Identify, Triage or Treat

  • You may be the first to recognize a disaster. The first signs and symptoms of epidemics and bio terroristic agents are often malaise, aches, headache and low-grade fever — all of which are common presenting complaints in many chiropractic patients. Additionally, most chiropractic patients are seen multiple times in close succession, which allows for recognition and tracking of trends in individuals and populations.
  • Providing evacuation site assistance. Because you are trained in administrative skills, history-taking, screening and recording, you may work at an evacuation site doing basic care, screening, or administrative tasks similar to Red Cross Mass Care.
  • Use your training at emergency or disaster sites. Should you be first or early to the scene of a disaster site, you may be called on as first-responder to use your emergency skills.
  • Help treat disaster workers. Two of the most common problems faced by those working in a crisis — doctors, nurses, first responders, and others — are stress and musculoskeletal injuries. Chiropractors are uniquely trained to deal with those issues with minimal equipment in situations where pharmaceuticals are not appropriate or not available.
  • Care for the caregivers. If you are working at a disaster site, help ensure the caregivers are caring for themselves. This could mean providing “rehab” i.e. assessment, treatment or referral of emergency workers for hydration, nutrition, injury, stress, psychological issues, etc.

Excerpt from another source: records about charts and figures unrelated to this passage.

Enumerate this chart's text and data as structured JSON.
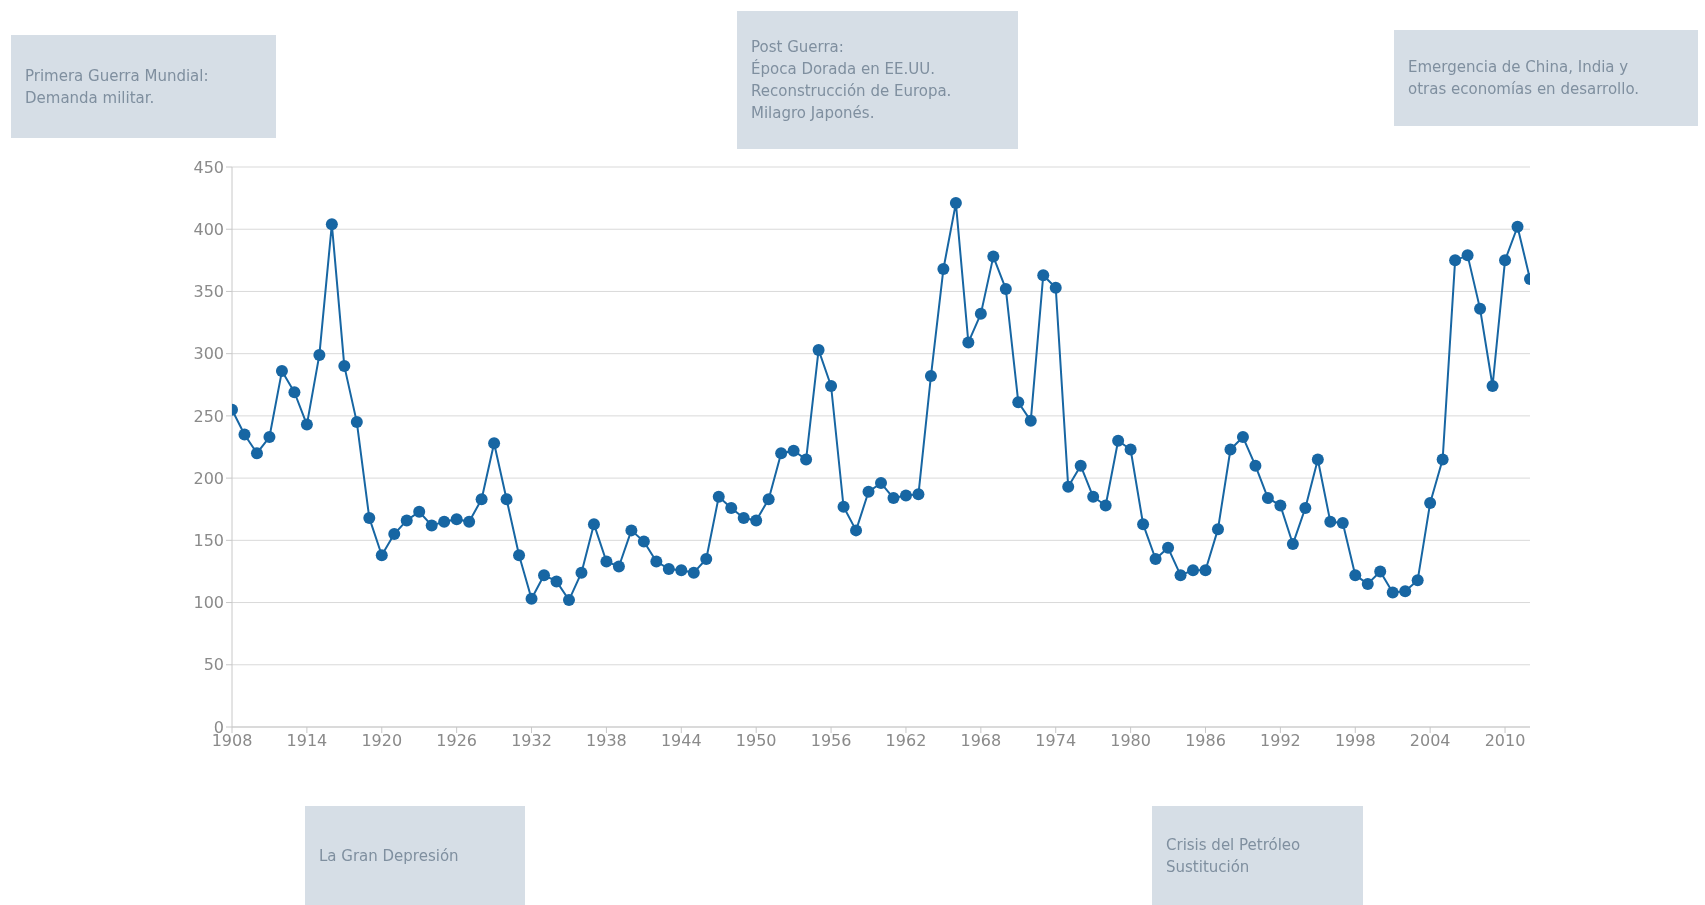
{
  "chart_data": {
    "type": "line",
    "x": [
      1908,
      1909,
      1910,
      1911,
      1912,
      1913,
      1914,
      1915,
      1916,
      1917,
      1918,
      1919,
      1920,
      1921,
      1922,
      1923,
      1924,
      1925,
      1926,
      1927,
      1928,
      1929,
      1930,
      1931,
      1932,
      1933,
      1934,
      1935,
      1936,
      1937,
      1938,
      1939,
      1940,
      1941,
      1942,
      1943,
      1944,
      1945,
      1946,
      1947,
      1948,
      1949,
      1950,
      1951,
      1952,
      1953,
      1954,
      1955,
      1956,
      1957,
      1958,
      1959,
      1960,
      1961,
      1962,
      1963,
      1964,
      1965,
      1966,
      1967,
      1968,
      1969,
      1970,
      1971,
      1972,
      1973,
      1974,
      1975,
      1976,
      1977,
      1978,
      1979,
      1980,
      1981,
      1982,
      1983,
      1984,
      1985,
      1986,
      1987,
      1988,
      1989,
      1990,
      1991,
      1992,
      1993,
      1994,
      1995,
      1996,
      1997,
      1998,
      1999,
      2000,
      2001,
      2002,
      2003,
      2004,
      2005,
      2006,
      2007,
      2008,
      2009,
      2010,
      2011,
      2012
    ],
    "series": [
      {
        "color": "#1766a3",
        "values": [
          255,
          235,
          220,
          233,
          286,
          269,
          243,
          299,
          404,
          290,
          245,
          168,
          138,
          155,
          166,
          173,
          162,
          165,
          167,
          165,
          183,
          228,
          183,
          138,
          103,
          122,
          117,
          102,
          124,
          163,
          133,
          129,
          158,
          149,
          133,
          127,
          126,
          124,
          135,
          185,
          176,
          168,
          166,
          183,
          220,
          222,
          215,
          303,
          274,
          177,
          158,
          189,
          196,
          184,
          186,
          187,
          282,
          368,
          421,
          309,
          332,
          378,
          352,
          261,
          246,
          363,
          353,
          193,
          210,
          185,
          178,
          230,
          223,
          163,
          135,
          144,
          122,
          126,
          126,
          159,
          223,
          233,
          210,
          184,
          178,
          147,
          176,
          215,
          165,
          164,
          122,
          115,
          125,
          108,
          109,
          118,
          180,
          215,
          375,
          379,
          336,
          274,
          375,
          402,
          360
        ]
      }
    ],
    "xlim": [
      1908,
      2012
    ],
    "xticks": [
      1908,
      1914,
      1920,
      1926,
      1932,
      1938,
      1944,
      1950,
      1956,
      1962,
      1968,
      1974,
      1980,
      1986,
      1992,
      1998,
      2004,
      2010
    ],
    "ylim": [
      0,
      450
    ],
    "yticks": [
      0,
      50,
      100,
      150,
      200,
      250,
      300,
      350,
      400,
      450
    ],
    "grid": "y",
    "marker": "circle",
    "line_style": "solid",
    "annotations": [
      "Primera Guerra Mundial:\nDemanda militar.",
      "Post Guerra:\nÉpoca Dorada en EE.UU.\nReconstrucción de Europa.\nMilagro Japonés.",
      "Emergencia de China, India y\notras economías en desarrollo.",
      "La Gran Depresión",
      "Crisis del Petróleo\nSustitución"
    ]
  }
}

  • Replace a doctor who is sick or needed elsewhere. If another doctor gets sick or is volunteering and unavailable to treat their regular patients you can step in to help. You may also serve as Locum tenens for other doctors who are serving at the site or offer office space to those whose buildings have been damaged.

Offer Your Resources

  • Your office may be the only healthcare provider or facility available after a disaster, especially in rural areas, or in the case of quarantine, destruction or contamination of the local medical center. If you’re in a small town where you have a single hospital or a medical center, you could become the place where other medical professionals can see non-infectious people.
  • Offer your office as a secondary medical facility. Because many DCs have X-rays and other diagnostic equipment, your practice could become an alternative when other clinics or providers are overextended or designated for specific cases.
  • Serve at drive-up testing locations. In cities where drive-up testing becomes available during a pandemic or other medical emergency, your medical skills will be in demand as staff is needed to administer testing at multiple locations.
  • Organize collections of needed goods and money, organize team schedules, or serve as the communication link. Some of the best ways to help are also the simplest. Designate your practice as a drop-off spot for donations of masks, PPE and food. If you own your building and have a parking lot, allow temporary medical personnel to park their camper or RV in your lot overnight.

Before & After the Crisis

  • Serve on a “readiness” team at sports events, political rallies, concerts or fairs. Hopefully you won’t be needed, but you can be at the ready in case something does happen.
  • Provide support post-event as a member of a debriefing or assessment team. Your expertise and observations could help provide unique insight into how to improve responses and reactions next time.
  • Work on special teams. Taskforces and committees may arise around issues such as radiation screening, decontamination, creating a strategic national stockpile, etc.